Fewer than 3% of patients have access to their GP medical records online, according to figures from the Health and Social Care Information Centre’s indicator portal.

Patient access to medical records has been promoted by successive governments. The present administration promised that patients would have access to their full medical records online by April 2015.

However, the target has been scaled back, first to access to GP records, and then to access to a subset of the GP record; the information in the Summary Care Record.

In April this year, it was scaled back even further, with GP practices being told they either need to provide people with access  by April 2015 or “have published plans to do so” by next month.

With just over six months to go, the indicator portal suggests progress would have to be extremely rapid to hit the access target.

The figures, last updated in quarter 4 of the 2013-14 financial year, suggest that 2.9% of practices have the functionality to let patients view their records, and have switched this on.

Nearly 80% of practices have the functionality, but have not switched it on, and nearly 17% of practices do not have the ability to give patients access to their records online.

Even those practices that have enabled access have seen low levels of take-up. The HSCIC figures indicate that only 20,000 patients have accessed their records; on average less than one time per patient.

The numbers have, however, improved. EHI reported in 2012 that less than 1% of practices had switched on the functionality.

The figures are better for ‘transactional’ services. The indicator portal suggests that 80% of practices have enabled online appointment booking, with only 33 practices having no functionality in place to do so.

However, just 7.2% of patients have been “enabled” to electronically book and cancel their GP appointments. These 4m patients have used this functionality 1m times.

The government’s ‘Transforming Primary Care’ report, published jointly with NHS England in April this year, says patients will “increasingly” be able to book appointments online, but set no targets for this.

The government is also keen for patients to have the ability to order and view repeat prescriptions online.

At the end of the 2013-14 financial year, nearly all GP practices had this functionality as part of their GP IT systems, but only 73% of GP practices had enabled it, and less than 6% of patients had been given the chance to use it. 

EHI reported last week that a survey published in the London Journal of Primary Care found that giving patients access to records could reduce demand for traditional appointments and phone calls to practices.
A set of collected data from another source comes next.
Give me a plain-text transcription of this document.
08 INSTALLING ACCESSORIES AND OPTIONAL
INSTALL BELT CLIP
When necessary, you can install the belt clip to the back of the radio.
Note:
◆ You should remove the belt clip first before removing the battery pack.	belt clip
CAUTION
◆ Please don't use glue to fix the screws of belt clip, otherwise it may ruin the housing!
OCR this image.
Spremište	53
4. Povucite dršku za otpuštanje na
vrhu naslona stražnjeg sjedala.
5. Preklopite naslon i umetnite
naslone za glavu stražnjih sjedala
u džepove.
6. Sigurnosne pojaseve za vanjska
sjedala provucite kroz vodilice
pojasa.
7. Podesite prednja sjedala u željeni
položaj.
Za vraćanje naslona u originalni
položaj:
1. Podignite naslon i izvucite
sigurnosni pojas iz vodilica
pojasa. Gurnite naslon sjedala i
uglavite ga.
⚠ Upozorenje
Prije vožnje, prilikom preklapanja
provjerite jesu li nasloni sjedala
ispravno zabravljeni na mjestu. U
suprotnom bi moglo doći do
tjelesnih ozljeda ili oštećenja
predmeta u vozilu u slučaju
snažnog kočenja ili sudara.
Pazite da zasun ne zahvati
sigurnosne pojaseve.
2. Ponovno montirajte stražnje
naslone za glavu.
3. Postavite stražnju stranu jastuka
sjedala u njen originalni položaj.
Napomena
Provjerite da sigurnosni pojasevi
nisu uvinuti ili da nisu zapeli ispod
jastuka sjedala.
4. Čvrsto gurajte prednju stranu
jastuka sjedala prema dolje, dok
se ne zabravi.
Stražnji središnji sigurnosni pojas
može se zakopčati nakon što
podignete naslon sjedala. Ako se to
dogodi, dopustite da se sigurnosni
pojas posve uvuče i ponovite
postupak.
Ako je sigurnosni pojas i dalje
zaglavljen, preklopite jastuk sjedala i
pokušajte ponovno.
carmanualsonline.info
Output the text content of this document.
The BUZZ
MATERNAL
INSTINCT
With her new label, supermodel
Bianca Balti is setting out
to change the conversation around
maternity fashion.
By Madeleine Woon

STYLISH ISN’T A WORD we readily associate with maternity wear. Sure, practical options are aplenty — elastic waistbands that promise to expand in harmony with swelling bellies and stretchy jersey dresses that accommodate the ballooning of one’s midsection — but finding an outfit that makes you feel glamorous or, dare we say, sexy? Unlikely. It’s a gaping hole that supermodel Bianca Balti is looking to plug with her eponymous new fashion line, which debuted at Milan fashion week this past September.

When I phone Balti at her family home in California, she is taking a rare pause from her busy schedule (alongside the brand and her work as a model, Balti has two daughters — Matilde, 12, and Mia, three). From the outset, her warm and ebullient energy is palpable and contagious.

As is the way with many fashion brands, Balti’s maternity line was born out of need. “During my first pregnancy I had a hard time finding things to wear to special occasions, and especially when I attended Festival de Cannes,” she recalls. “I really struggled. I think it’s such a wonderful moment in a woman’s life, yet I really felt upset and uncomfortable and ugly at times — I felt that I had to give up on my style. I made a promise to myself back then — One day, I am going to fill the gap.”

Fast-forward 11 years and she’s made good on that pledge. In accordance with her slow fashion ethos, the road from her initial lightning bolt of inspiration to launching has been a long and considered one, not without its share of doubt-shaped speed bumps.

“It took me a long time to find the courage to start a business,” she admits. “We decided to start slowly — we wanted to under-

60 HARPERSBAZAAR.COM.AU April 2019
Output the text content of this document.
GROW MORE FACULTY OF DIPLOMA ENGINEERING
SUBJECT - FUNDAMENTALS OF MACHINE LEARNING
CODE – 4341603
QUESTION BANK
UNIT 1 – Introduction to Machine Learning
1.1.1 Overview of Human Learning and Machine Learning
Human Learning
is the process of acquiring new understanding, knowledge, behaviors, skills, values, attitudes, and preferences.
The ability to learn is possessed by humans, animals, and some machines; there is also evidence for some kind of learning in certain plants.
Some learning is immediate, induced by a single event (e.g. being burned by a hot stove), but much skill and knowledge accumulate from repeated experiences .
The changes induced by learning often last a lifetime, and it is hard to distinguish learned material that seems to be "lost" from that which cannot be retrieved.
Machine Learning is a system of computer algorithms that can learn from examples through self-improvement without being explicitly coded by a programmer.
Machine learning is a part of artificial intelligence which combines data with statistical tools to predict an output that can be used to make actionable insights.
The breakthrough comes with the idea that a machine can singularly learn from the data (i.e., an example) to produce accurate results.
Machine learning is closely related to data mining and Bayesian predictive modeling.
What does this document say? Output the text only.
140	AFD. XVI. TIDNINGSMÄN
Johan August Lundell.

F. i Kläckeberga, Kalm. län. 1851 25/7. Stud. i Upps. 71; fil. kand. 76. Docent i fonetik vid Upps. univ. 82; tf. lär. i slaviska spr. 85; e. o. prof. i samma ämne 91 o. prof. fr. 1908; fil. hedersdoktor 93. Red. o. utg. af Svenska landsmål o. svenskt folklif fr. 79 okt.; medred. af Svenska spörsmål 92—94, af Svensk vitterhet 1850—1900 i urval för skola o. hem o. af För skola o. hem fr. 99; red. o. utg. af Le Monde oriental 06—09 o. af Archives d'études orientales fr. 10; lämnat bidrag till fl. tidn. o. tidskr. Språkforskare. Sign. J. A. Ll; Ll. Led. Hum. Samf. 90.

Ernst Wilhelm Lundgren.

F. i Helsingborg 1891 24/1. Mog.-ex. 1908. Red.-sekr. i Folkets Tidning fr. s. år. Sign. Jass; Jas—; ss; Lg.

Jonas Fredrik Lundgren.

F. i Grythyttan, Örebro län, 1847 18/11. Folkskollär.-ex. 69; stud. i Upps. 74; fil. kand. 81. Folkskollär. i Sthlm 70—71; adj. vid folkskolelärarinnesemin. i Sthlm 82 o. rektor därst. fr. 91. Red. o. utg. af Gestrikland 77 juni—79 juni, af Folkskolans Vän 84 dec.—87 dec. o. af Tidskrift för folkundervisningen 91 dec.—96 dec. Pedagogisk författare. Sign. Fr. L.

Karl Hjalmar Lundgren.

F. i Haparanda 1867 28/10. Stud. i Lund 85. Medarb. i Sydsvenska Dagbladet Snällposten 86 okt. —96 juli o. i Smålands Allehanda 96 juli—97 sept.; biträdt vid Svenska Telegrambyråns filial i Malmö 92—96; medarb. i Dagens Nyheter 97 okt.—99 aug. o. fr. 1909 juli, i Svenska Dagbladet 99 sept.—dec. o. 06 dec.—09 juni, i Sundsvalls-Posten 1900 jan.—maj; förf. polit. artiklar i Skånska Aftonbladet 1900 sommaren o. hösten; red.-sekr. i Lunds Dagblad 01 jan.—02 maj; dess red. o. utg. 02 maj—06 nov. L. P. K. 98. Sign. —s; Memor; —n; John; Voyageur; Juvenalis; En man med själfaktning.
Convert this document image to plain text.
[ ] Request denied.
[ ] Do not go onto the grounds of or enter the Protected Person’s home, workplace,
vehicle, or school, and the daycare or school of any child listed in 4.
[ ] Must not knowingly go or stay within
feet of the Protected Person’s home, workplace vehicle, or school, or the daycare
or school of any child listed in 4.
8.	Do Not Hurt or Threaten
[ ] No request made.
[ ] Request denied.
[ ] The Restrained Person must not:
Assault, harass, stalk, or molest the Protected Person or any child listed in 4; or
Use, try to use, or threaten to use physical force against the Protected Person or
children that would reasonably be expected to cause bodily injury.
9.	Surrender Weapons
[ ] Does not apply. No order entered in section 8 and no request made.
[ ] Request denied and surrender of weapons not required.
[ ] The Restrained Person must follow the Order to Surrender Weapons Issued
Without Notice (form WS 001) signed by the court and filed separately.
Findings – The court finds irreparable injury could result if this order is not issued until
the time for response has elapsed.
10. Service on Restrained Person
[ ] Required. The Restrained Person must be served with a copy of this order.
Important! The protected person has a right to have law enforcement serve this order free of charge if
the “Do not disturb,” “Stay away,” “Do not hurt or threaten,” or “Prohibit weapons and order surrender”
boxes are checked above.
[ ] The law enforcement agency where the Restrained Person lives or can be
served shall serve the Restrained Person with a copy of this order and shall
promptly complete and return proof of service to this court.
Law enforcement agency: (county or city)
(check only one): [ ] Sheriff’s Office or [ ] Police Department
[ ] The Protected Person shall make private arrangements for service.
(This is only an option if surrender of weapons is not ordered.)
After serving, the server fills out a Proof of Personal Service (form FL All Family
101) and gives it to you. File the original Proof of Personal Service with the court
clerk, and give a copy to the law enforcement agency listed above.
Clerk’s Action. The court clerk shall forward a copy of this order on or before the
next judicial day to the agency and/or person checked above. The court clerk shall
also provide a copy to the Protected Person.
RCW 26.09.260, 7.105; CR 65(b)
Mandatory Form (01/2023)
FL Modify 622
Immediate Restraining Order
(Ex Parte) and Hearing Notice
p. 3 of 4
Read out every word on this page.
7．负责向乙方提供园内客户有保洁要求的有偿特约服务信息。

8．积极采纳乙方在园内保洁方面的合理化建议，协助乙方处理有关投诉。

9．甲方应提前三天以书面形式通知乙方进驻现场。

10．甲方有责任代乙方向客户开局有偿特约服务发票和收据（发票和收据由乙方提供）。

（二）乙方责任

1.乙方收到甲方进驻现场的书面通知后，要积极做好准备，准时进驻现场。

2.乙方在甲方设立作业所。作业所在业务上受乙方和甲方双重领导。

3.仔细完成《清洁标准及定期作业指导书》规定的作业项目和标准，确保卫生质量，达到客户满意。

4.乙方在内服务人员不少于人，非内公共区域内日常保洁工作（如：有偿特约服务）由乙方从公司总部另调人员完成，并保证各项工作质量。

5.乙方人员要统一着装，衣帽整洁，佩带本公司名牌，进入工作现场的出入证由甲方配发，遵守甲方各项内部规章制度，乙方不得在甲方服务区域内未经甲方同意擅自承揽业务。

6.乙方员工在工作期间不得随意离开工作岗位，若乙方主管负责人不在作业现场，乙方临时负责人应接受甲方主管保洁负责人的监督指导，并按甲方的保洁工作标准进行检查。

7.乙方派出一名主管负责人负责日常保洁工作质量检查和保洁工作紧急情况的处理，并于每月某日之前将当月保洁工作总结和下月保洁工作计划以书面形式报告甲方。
The study which surveyed two practices that are already giving patients access to records, found that a significant number of patients said that by accessing their test results or pick up letters online, they avoided having to call the surgery or make an appointment.

However, the HSCIC figures again show that very few practices have this functionality available to patients. Only 2% of practices let patients view letters online and less than 3% let patients view test results.

The figures from the HSCIC also show that 37.5m people, or two thirds of the population, have a Summary Care Record.